MONITOR: Grapefruit juice may increase the plasma concentrations of orally administered diltiazem in some patients. The proposed mechanism is inhibition of CYP450 3A4-mediated first-pass metabolism in the gut wall by certain compounds present in grapefruit. In a study of ten healthy male volunteers, administration of a single 120 mg oral dose of immediate-release diltiazem in combination with 250 mL of grapefruit juice increased the diltiazem peak plasma concentration (Cmax) and systemic exposure (AUC) by an average of 22% and 20%, respectively, compared to administration with water. The time to reach Cmax (Tmax) and the terminal half-life were not affected, and no statistically significant differences in blood pressure and heart rate were observed during administration with grapefruit juice relative to water. In a different study, repeated administration of 200 mL of grapefruit juice at 0, 2, 4, 8 and 12 hours had no significant effect on the Cmax or AUC of a single 120 mg oral dose of diltiazem, but increased its half-life from 4.1 to 5.1 hours. The ratios for the N-demethyl and deacetyl metabolites to diltiazem were also not affected by grapefruit juice. However, because pharmacokinetic interactions involving grapefruit juice are often subject to a high degree of interpatient variability, the extent to which a given patient may be affected is difficult to predict.
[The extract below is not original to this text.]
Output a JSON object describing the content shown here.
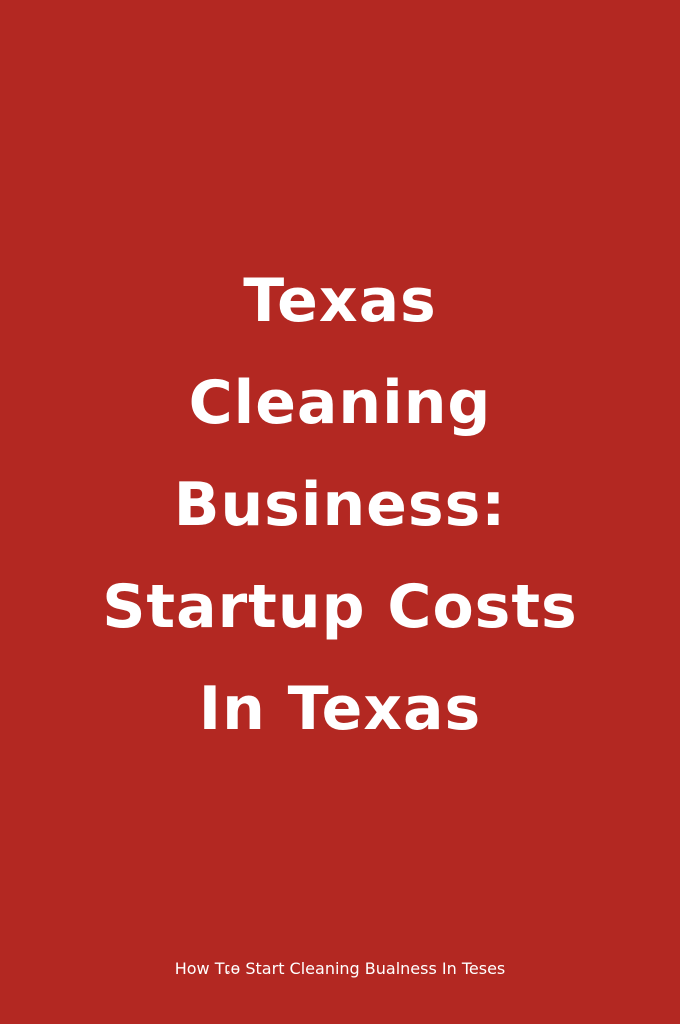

MANAGEMENT: Patients should be advised that alcohol may potentiate the hypotensive effects of diltiazem, especially during the initiation of therapy and following a dosage increase. Caution should be exercised when rising from a sitting or recumbent position, and patients should notify their physician if they experience dizziness, lightheadedness, syncope, orthostasis, or tachycardia. Patients who regularly consume grapefruit or grapefruit juice should be monitored for increased adverse effects of diltiazem such as such as headache, irregular heartbeat, edema, unexplained weight gain, and chest pain. Grapefruit and grapefruit juice should be avoided if an interaction is suspected.

MONITOR: Calcium-containing products may decrease the effectiveness of calcium channel blockers by saturating calcium channels with calcium. Calcium chloride has been used to manage acute severe verapamil toxicity.

MANAGEMENT: Management consists of monitoring the effectiveness of calcium channel blocker therapy during coadministration with calcium products.